Wanda Sherratt wsherratt3338 at rogers.com
Thu Sep 11 16:49:27 UTC 2003


No: HPFGUIDX 80470

--- In HPforGrownups at yahoogroups.com, "msbeadsley" <msbeadsley at y...> 
wrote:
> 
> IN DEFENSE OF SWEETNESS
> 
> The saga *started out* after all with a great deal of sweetness 
> (Harry forms a friendship with Ron over Chocolate Frogs) without 
> being (an aside:  I've been an Anglophile forever and love all the 
> British variants) treacly.  Isn't Dumbledore known for his love of 
> confections?  Isn't fighting Voldemort as much about how he takes 
the 
> sweetness out of life and makes it not worth living (think 
> Longbottoms, and there's *another* reference to sweets with the 
> Droobles) as it is about moral stances?  I wonder how sweet Death 
is 
> to eat?  I'd imagine it's rather bitter.  The places the story has 
> become less sweet (as Sylvia says, "the ghastly things that have 
been 
> happening in Harry's world") it has been a result of Voldemort's 
> doings; even Harry's first *romance*, with Cho Chang, comes apart 
> because his girl can't stop crying about her former boyfriend, the 
> one Voldemort murdered (yeah, I know, Peter held the wand); not to 
> mention what widened the gap:  Cho's friend ratted out Harry's 
> efforts to make people safer--from Voldemort.  What kept Harry at 
the 
> Dursleys, a place where life had almost no sweetness, for his 
first 
> eleven years?  Voldemort.  Think back to LOTR; The Shire 
represents 
> all that is sweet and good and simple in the world, and it is the 
> place Gandalf worries for most as Sauron comes back to power.  

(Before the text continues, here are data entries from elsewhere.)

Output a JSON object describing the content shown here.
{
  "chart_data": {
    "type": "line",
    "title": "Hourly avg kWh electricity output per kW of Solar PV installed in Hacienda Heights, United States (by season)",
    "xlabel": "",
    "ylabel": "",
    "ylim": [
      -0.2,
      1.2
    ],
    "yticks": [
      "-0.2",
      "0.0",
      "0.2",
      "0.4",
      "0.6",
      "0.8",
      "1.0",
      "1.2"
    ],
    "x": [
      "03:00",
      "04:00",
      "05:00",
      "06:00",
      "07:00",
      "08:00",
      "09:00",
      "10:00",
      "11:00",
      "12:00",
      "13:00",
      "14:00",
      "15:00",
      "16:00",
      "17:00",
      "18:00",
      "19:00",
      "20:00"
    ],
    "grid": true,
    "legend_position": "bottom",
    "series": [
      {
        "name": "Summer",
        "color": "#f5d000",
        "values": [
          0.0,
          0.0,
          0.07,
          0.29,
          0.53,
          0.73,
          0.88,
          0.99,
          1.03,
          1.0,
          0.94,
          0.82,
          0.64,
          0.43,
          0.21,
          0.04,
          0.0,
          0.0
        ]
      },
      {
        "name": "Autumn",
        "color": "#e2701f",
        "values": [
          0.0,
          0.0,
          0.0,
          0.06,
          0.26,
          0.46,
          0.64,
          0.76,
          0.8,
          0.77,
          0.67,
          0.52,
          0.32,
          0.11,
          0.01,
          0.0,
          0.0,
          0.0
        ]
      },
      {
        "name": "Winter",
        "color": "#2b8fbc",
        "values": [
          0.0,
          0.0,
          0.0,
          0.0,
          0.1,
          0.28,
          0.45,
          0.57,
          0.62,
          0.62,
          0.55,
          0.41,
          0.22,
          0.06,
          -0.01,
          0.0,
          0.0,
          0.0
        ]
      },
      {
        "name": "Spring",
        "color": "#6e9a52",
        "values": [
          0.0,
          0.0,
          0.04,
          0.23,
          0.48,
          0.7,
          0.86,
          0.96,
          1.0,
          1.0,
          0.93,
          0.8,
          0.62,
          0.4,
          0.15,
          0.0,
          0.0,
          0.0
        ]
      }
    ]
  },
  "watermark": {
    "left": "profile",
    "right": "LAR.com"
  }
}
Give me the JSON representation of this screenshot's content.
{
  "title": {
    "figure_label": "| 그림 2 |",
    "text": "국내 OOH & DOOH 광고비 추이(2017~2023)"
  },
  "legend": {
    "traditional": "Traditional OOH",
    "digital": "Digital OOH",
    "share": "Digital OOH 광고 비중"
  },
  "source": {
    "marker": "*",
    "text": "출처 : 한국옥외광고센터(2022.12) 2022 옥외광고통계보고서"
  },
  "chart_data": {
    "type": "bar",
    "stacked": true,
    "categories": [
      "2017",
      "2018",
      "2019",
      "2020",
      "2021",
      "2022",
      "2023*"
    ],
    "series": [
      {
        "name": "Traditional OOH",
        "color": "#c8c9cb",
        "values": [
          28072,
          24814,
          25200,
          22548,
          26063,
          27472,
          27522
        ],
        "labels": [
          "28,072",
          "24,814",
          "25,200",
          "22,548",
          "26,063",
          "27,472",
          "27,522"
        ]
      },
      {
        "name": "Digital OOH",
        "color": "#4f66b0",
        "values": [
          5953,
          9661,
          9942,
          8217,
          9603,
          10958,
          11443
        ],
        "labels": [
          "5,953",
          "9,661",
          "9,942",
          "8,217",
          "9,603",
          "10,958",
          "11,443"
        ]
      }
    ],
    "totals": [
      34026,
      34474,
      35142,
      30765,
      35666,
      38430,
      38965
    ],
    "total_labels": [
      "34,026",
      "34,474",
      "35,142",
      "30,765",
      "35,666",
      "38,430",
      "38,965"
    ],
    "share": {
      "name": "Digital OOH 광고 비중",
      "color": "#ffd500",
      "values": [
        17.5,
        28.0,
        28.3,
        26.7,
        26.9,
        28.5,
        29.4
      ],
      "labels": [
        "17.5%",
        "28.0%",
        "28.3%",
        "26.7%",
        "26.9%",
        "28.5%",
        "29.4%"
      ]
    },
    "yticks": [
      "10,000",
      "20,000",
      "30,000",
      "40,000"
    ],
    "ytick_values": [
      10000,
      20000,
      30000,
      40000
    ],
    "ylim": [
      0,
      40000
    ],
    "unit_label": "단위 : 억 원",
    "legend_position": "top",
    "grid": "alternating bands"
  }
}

> Sweetness is what we're fighting for.  If we lose sight of that, 
if 
> we lose the ability to appreciate a good sherbet lemon drop, we've 
> given in.  Sauron, or Grindelwald, or Voldemort, or whoever it is, 
> wins.  We might as well each hold a house party and invite the 
> dementors.
> 
I think that idea holds a lot of good sense. When people are hurt or 
suffering in some way, they're given a big piece of chocolate to 
eat - it's almost a kind of restorative.  Ron and Hermione send 
Harry Honeyduke's chocolate for his birthday, which he rejects out 
of bitterness (one of his truly nasty moments).